In December 1877, Thomas Edison and his team invented the phonograph using a thin sheet of tin foil wrapped around a hand-cranked, grooved metal cylinder. Tin foil was not a practical recording medium for either commercial or artistic purposes, and the crude hand-cranked phonograph was only marketed as a novelty, to little or no profit. Edison moved on to developing a practical incandescent electric light, and the next improvements to sound recording technology were made by others.
Following seven years of research and experimentation at their Volta Laboratory, Charles Sumner Tainter, Alexander Graham Bell, and Chichester Bell introduced wax as the recording medium, and engraving, rather than indenting, as the recording method. In 1887, their "Graphophone" system was being put to the test of practical use by official reporters of the US Congress, with commercial units later being produced by the Dictaphone Corporation. After this system was demonstrated to Edison's representatives, Edison quickly resumed work on the phonograph. He settled on a thicker all-wax cylinder, the surface of which could be repeatedly shaved down for reuse. Both the Graphophone and Edison's "Perfected Phonograph" were commercialized in 1888. Eventually, a patent-sharing agreement was signed and the wax-coated cardboard tubes were abandoned in favor of Edison's all-wax cylinders as an interchangeable standard format.
Beginning in 1889, prerecorded wax cylinders were marketed. These have professionally made recordings of songs, instrumental music or humorous monologues in their grooves. At first, the only customers for them were proprietors of nickelodeons—the first jukeboxes—installed in arcades and taverns, but within a few years, private owners of phonographs were increasingly buying them for home use. Unlike later, shorter-playing high-speed cylinders, early cylinder recordings were usually cut at a speed of about 120 rpm and can play for as long as three minutes. They were made of a relatively soft wax formulation and would wear out after they were played a few dozen times. The buyer could then use a mechanism which left their surfaces shaved smooth so new recordings could be made on them.
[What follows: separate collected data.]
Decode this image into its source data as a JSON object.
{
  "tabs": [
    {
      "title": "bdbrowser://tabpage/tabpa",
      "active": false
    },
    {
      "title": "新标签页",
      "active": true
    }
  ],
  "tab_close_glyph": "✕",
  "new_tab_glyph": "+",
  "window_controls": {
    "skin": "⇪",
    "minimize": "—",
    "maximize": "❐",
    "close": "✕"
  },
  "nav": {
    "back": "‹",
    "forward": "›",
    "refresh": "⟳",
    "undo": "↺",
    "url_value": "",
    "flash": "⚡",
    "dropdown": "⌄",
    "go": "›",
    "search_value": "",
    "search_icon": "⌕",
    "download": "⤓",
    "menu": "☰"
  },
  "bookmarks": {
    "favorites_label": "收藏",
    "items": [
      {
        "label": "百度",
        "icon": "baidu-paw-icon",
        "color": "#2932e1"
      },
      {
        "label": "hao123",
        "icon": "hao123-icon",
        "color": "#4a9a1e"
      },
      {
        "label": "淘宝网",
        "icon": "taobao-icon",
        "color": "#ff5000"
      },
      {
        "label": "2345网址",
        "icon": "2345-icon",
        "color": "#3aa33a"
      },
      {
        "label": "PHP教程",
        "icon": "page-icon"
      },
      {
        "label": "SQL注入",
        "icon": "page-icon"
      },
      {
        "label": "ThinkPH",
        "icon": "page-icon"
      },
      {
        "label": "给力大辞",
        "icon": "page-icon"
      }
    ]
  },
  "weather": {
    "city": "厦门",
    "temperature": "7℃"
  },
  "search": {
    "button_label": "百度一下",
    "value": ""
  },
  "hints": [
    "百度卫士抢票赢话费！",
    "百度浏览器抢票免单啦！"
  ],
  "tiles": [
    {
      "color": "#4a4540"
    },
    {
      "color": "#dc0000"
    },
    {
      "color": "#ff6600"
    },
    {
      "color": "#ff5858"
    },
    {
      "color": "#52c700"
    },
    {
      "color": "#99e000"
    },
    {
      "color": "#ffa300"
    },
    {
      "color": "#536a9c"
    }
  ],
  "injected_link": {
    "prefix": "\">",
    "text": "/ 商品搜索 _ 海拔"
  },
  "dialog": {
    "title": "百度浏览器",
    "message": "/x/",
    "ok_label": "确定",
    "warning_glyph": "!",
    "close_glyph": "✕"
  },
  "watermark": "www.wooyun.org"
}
Cylinder machines of the late 1880s and the 1890s were usually sold with recording attachments. The ability to record as well as play back sound was an advantage of cylinder phonographs over the competition from cheaper disc record phonographs, which began to be mass-marketed at the end of the 1890s, as the disc system machines could be used only to play back prerecorded sound.
In the earliest stages of phonograph manufacturing, various incompatible, competing types of cylinder recordings were made. A standard system was decided upon by Edison Records, Columbia Phonograph, and other companies in the late 1880s. The standard cylinders are about 4 inches (10 cm) long, 2+1⁄4 inches (5.7 cm) in diameter, and play about two minutes of recorded material.
Over the years, the type of wax used in cylinders was improved and hardened, so that cylinders could be played with good quality over 100 times. In 1902, Edison Records launched a line of improved, hard wax cylinders marketed as "Edison Gold Moulded Records". The major development of this line of cylinders is that Edison had developed a process that allowed a mold to be made from a master cylinder, which then permitted the production of several hundred cylinders to be made from the mold. The process was labeled "Gold Moulded" because of the gold vapor that was given off by gold electrodes used in the process.
Originally, all cylinders sold needed to be recorded live on the softer brown wax, which wore out after as few as 20 plays. Later cylinders were reproduced either mechanically or by linking phonographs together with rubber tubes.